Dalam kebijakan baru tersebut, Uni Eropa akan dikenakan tarif sebesar 10%, sementara Jepang sebesar 12,5%. Namun, Greer memperingatkan bahwa tarif tersebut masih dapat meningkat apabila investigasi lanjutan terkait kelebihan kapasitas produksi global menghasilkan temuan tambahan.
Investigasi Section 301 dan Dasar Hukum Tarif
Greer menjelaskan bahwa kesepakatan dagang dengan Uni Eropa secara eksplisit mengakui hak AS untuk menerapkan tarif hingga batas tertentu.
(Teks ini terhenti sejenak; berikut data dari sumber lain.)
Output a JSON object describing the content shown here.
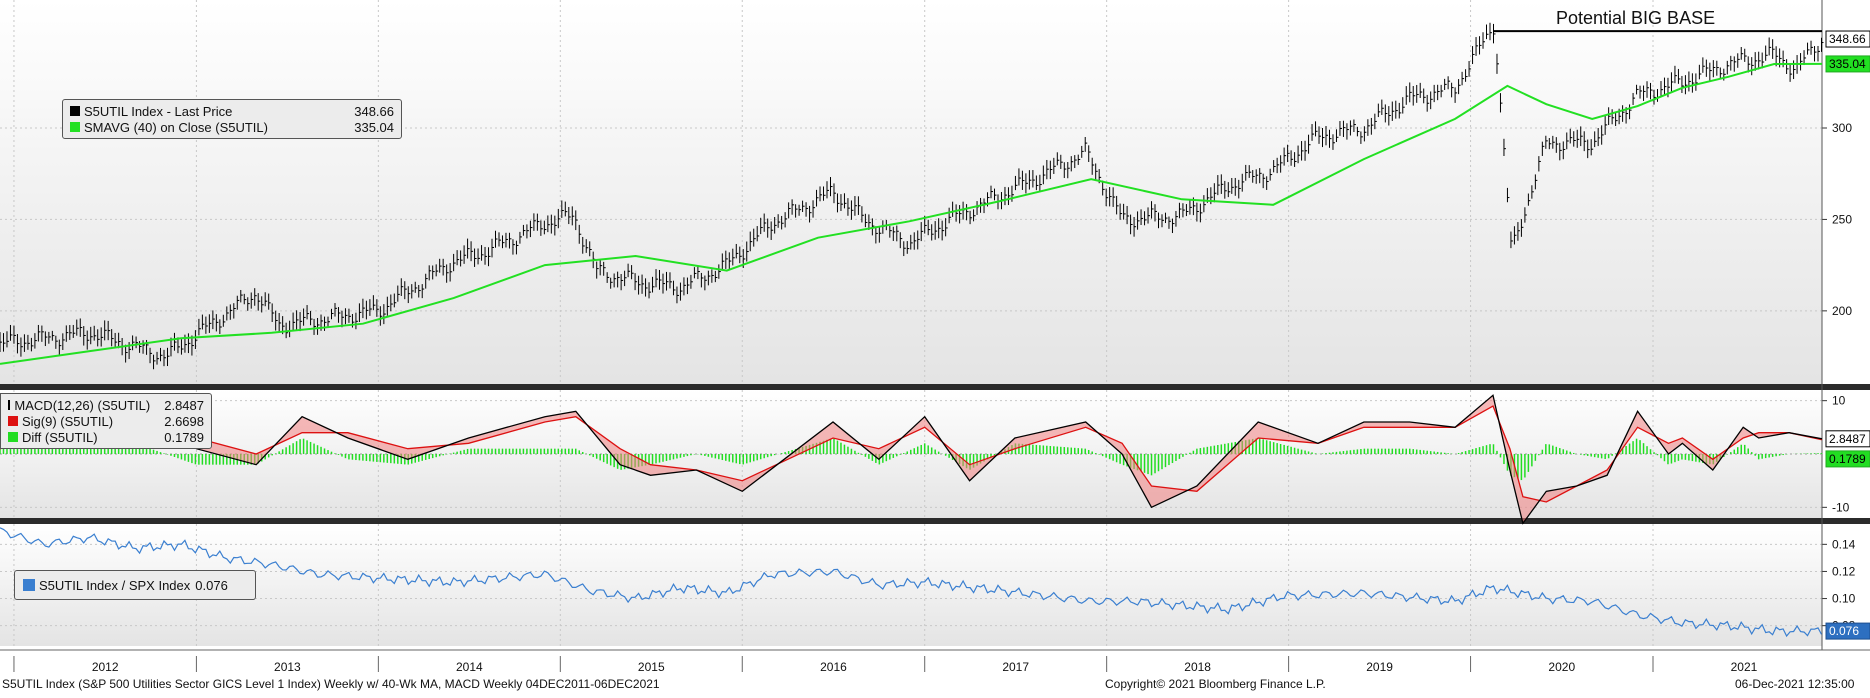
{
  "chart_data": {
    "type": "line",
    "title": "S5UTIL Index (S&P 500 Utilities Sector GICS Level 1 Index) Weekly w/ 40-Wk MA, MACD  Weekly 04DEC2011-06DEC2021",
    "footer_center": "Copyright© 2021 Bloomberg Finance L.P.",
    "footer_right": "06-Dec-2021 12:35:00",
    "x_range": [
      "2011-12-04",
      "2021-12-06"
    ],
    "x_tick_labels": [
      "2012",
      "2013",
      "2014",
      "2015",
      "2016",
      "2017",
      "2018",
      "2019",
      "2020",
      "2021"
    ],
    "annotation": {
      "text": "Potential BIG BASE",
      "start": "2020-02-15",
      "level": 353
    },
    "price_panel": {
      "ylim": [
        160,
        370
      ],
      "yticks": [
        200,
        250,
        300
      ],
      "grid": true,
      "legend_position": "top-left",
      "series": [
        {
          "name": "S5UTIL Index - Last Price",
          "value_label": "348.66",
          "last": 348.66,
          "color": "#000000",
          "style": "ohlc-bars",
          "x": [
            "2011-12-04",
            "2012-06-01",
            "2012-11-01",
            "2013-05-01",
            "2013-06-15",
            "2014-01-01",
            "2014-06-01",
            "2014-08-01",
            "2014-12-01",
            "2015-01-28",
            "2015-03-15",
            "2015-06-15",
            "2015-09-01",
            "2015-12-01",
            "2016-03-01",
            "2016-07-01",
            "2016-09-01",
            "2016-12-01",
            "2017-03-01",
            "2017-06-01",
            "2017-09-01",
            "2017-11-20",
            "2018-02-01",
            "2018-06-01",
            "2018-09-01",
            "2018-12-01",
            "2019-03-01",
            "2019-06-01",
            "2019-09-01",
            "2019-12-01",
            "2020-02-18",
            "2020-03-23",
            "2020-06-01",
            "2020-09-01",
            "2020-12-01",
            "2021-03-01",
            "2021-06-01",
            "2021-09-01",
            "2021-10-15",
            "2021-12-06"
          ],
          "y": [
            182,
            188,
            175,
            210,
            192,
            200,
            227,
            232,
            248,
            252,
            222,
            215,
            213,
            225,
            248,
            265,
            250,
            237,
            251,
            263,
            275,
            287,
            250,
            252,
            268,
            277,
            295,
            300,
            316,
            322,
            357,
            232,
            292,
            292,
            318,
            325,
            335,
            340,
            332,
            348.66
          ]
        },
        {
          "name": "SMAVG (40)  on Close (S5UTIL)",
          "value_label": "335.04",
          "last": 335.04,
          "color": "#22e022",
          "style": "line",
          "x": [
            "2011-12-04",
            "2012-06-01",
            "2012-12-01",
            "2013-06-01",
            "2013-12-01",
            "2014-06-01",
            "2014-12-01",
            "2015-06-01",
            "2015-12-01",
            "2016-06-01",
            "2016-12-01",
            "2017-06-01",
            "2017-12-01",
            "2018-06-01",
            "2018-12-01",
            "2019-06-01",
            "2019-12-01",
            "2020-03-15",
            "2020-06-01",
            "2020-09-01",
            "2020-12-01",
            "2021-03-01",
            "2021-06-01",
            "2021-09-01",
            "2021-12-06"
          ],
          "y": [
            171,
            178,
            185,
            188,
            193,
            207,
            225,
            230,
            222,
            240,
            249,
            260,
            272,
            261,
            258,
            283,
            305,
            323,
            313,
            305,
            312,
            322,
            328,
            335,
            335.04
          ]
        }
      ]
    },
    "macd_panel": {
      "ylim": [
        -12,
        12
      ],
      "yticks": [
        10,
        -10
      ],
      "legend_position": "top-left",
      "series": [
        {
          "name": "MACD(12,26) (S5UTIL)",
          "value_label": "2.8487",
          "last": 2.8487,
          "color": "#000000",
          "x": [
            "2011-12-04",
            "2012-04-01",
            "2012-08-01",
            "2012-10-01",
            "2013-01-01",
            "2013-05-01",
            "2013-08-01",
            "2013-11-01",
            "2014-03-01",
            "2014-07-01",
            "2014-12-01",
            "2015-02-01",
            "2015-05-01",
            "2015-07-01",
            "2015-10-01",
            "2016-01-01",
            "2016-07-01",
            "2016-10-01",
            "2017-01-01",
            "2017-04-01",
            "2017-07-01",
            "2017-11-20",
            "2018-02-01",
            "2018-04-01",
            "2018-07-01",
            "2018-11-01",
            "2019-03-01",
            "2019-06-01",
            "2019-09-01",
            "2019-12-01",
            "2020-02-15",
            "2020-03-20",
            "2020-04-15",
            "2020-06-01",
            "2020-08-01",
            "2020-10-01",
            "2020-12-01",
            "2021-02-01",
            "2021-03-01",
            "2021-05-01",
            "2021-07-01",
            "2021-08-01",
            "2021-10-01",
            "2021-12-06"
          ],
          "y": [
            2,
            5,
            8,
            9,
            1,
            -2,
            7,
            3,
            -1,
            3,
            7,
            8,
            -2,
            -4,
            -3,
            -7,
            6,
            -1,
            7,
            -5,
            3,
            6,
            0,
            -10,
            -6,
            6,
            2,
            6,
            6,
            5,
            11,
            -3,
            -13,
            -7,
            -6,
            -4,
            8,
            0,
            2,
            -3,
            5,
            3,
            4,
            2.8487
          ]
        },
        {
          "name": "Sig(9) (S5UTIL)",
          "value_label": "2.6698",
          "last": 2.6698,
          "color": "#dd1111",
          "x": [
            "2011-12-04",
            "2012-04-01",
            "2012-08-01",
            "2012-10-01",
            "2013-01-01",
            "2013-05-01",
            "2013-08-01",
            "2013-11-01",
            "2014-03-01",
            "2014-07-01",
            "2014-12-01",
            "2015-02-01",
            "2015-05-01",
            "2015-07-01",
            "2015-10-01",
            "2016-01-01",
            "2016-07-01",
            "2016-10-01",
            "2017-01-01",
            "2017-04-01",
            "2017-07-01",
            "2017-11-20",
            "2018-02-01",
            "2018-04-01",
            "2018-07-01",
            "2018-11-01",
            "2019-03-01",
            "2019-06-01",
            "2019-09-01",
            "2019-12-01",
            "2020-02-15",
            "2020-03-20",
            "2020-04-15",
            "2020-06-01",
            "2020-08-01",
            "2020-10-01",
            "2020-12-01",
            "2021-02-01",
            "2021-03-01",
            "2021-05-01",
            "2021-07-01",
            "2021-08-01",
            "2021-10-01",
            "2021-12-06"
          ],
          "y": [
            1,
            4,
            7,
            8,
            3,
            0,
            4,
            4,
            1,
            2,
            6,
            7,
            1,
            -2,
            -3,
            -5,
            3,
            1,
            5,
            -2,
            1,
            5,
            2,
            -6,
            -7,
            3,
            2,
            5,
            5,
            5,
            9,
            1,
            -8,
            -9,
            -6,
            -3,
            5,
            2,
            3,
            -1,
            3,
            4,
            4,
            2.6698
          ]
        },
        {
          "name": "Diff (S5UTIL)",
          "value_label": "0.1789",
          "last": 0.1789,
          "color": "#22dd22",
          "style": "histogram",
          "x": [
            "2011-12-04",
            "2012-04-01",
            "2012-08-01",
            "2012-10-01",
            "2013-01-01",
            "2013-05-01",
            "2013-08-01",
            "2013-11-01",
            "2014-03-01",
            "2014-07-01",
            "2014-12-01",
            "2015-02-01",
            "2015-05-01",
            "2015-07-01",
            "2015-10-01",
            "2016-01-01",
            "2016-07-01",
            "2016-10-01",
            "2017-01-01",
            "2017-04-01",
            "2017-07-01",
            "2017-11-20",
            "2018-02-01",
            "2018-04-01",
            "2018-07-01",
            "2018-11-01",
            "2019-03-01",
            "2019-06-01",
            "2019-09-01",
            "2019-12-01",
            "2020-02-15",
            "2020-03-20",
            "2020-04-15",
            "2020-06-01",
            "2020-08-01",
            "2020-10-01",
            "2020-12-01",
            "2021-02-01",
            "2021-03-01",
            "2021-05-01",
            "2021-07-01",
            "2021-08-01",
            "2021-10-01",
            "2021-12-06"
          ],
          "y": [
            1,
            1,
            1,
            1,
            -2,
            -2,
            3,
            -1,
            -2,
            1,
            1,
            1,
            -3,
            -2,
            0,
            -2,
            3,
            -2,
            2,
            -3,
            2,
            1,
            -2,
            -4,
            1,
            3,
            0,
            1,
            1,
            0,
            2,
            -4,
            -5,
            2,
            0,
            -1,
            3,
            -2,
            -1,
            -2,
            2,
            -1,
            0,
            0.1789
          ]
        }
      ]
    },
    "ratio_panel": {
      "ylim": [
        0.065,
        0.155
      ],
      "yticks": [
        0.14,
        0.12,
        0.1,
        0.08
      ],
      "legend_position": "left",
      "series": [
        {
          "name": "S5UTIL Index / SPX Index",
          "value_label": "0.076",
          "last": 0.076,
          "color": "#3a7fd0",
          "x": [
            "2011-12-04",
            "2012-03-01",
            "2012-06-01",
            "2012-09-01",
            "2012-12-01",
            "2013-03-01",
            "2013-06-01",
            "2013-09-01",
            "2014-01-01",
            "2014-06-01",
            "2014-12-01",
            "2015-03-01",
            "2015-06-01",
            "2015-09-01",
            "2015-12-01",
            "2016-03-01",
            "2016-07-01",
            "2016-10-01",
            "2017-01-01",
            "2017-06-01",
            "2017-12-01",
            "2018-03-01",
            "2018-06-01",
            "2018-09-01",
            "2018-12-24",
            "2019-06-01",
            "2019-12-01",
            "2020-02-15",
            "2020-06-01",
            "2020-09-01",
            "2020-12-01",
            "2021-03-01",
            "2021-06-01",
            "2021-09-01",
            "2021-12-06"
          ],
          "y": [
            0.15,
            0.14,
            0.145,
            0.137,
            0.14,
            0.13,
            0.125,
            0.118,
            0.115,
            0.112,
            0.118,
            0.106,
            0.1,
            0.108,
            0.104,
            0.118,
            0.12,
            0.11,
            0.112,
            0.106,
            0.098,
            0.098,
            0.095,
            0.092,
            0.102,
            0.104,
            0.098,
            0.108,
            0.1,
            0.098,
            0.088,
            0.082,
            0.08,
            0.076,
            0.076
          ]
        }
      ]
    }
  }
}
Ia juga menyoroti bahwa investigasi berdasarkan Section 301 memberikan dasar hukum bagi Presiden AS saat itu, Donald Trump, untuk menerapkan kebijakan tersebut.
Pemerintah AS sebelumnya meluncurkan investigasi Section 301 sebagai bagian dari upaya menghidupkan kembali tarif darurat era Trump, yang sempat dibatalkan oleh keputusan Mahkamah Agung AS pada Februari lalu.
Baca Juga: Meski Siapkan Tarif Baru, AS Janji Hormati Kesepakatan dengan UE dan Jepang
Hasil Investigasi Menyusul dalam Beberapa Minggu
Greer menambahkan bahwa hasil dari investigasi tahap kedua diperkirakan akan keluar dalam beberapa minggu ke depan, meski prosesnya disebut cukup kompleks.
Ia juga menyatakan bahwa pemerintah AS akan menggabungkan hasil temuan investigasi tersebut dengan berbagai perjanjian dagang yang sudah ada.
“Kedua hal ini dapat berjalan berdampingan,” kata Greer.
“Kami dapat mencoba mengatasi hambatan perdagangan yang tidak adil dan praktik perdagangan tidak adil yang terjadi di luar negeri yang kami identifikasi dalam investigasi ini, dan semoga ada cara untuk menyelaraskannya dengan semua kesepakatan yang sangat penting bagi kami dan para pelaku perdagangan kami,” tambahnya.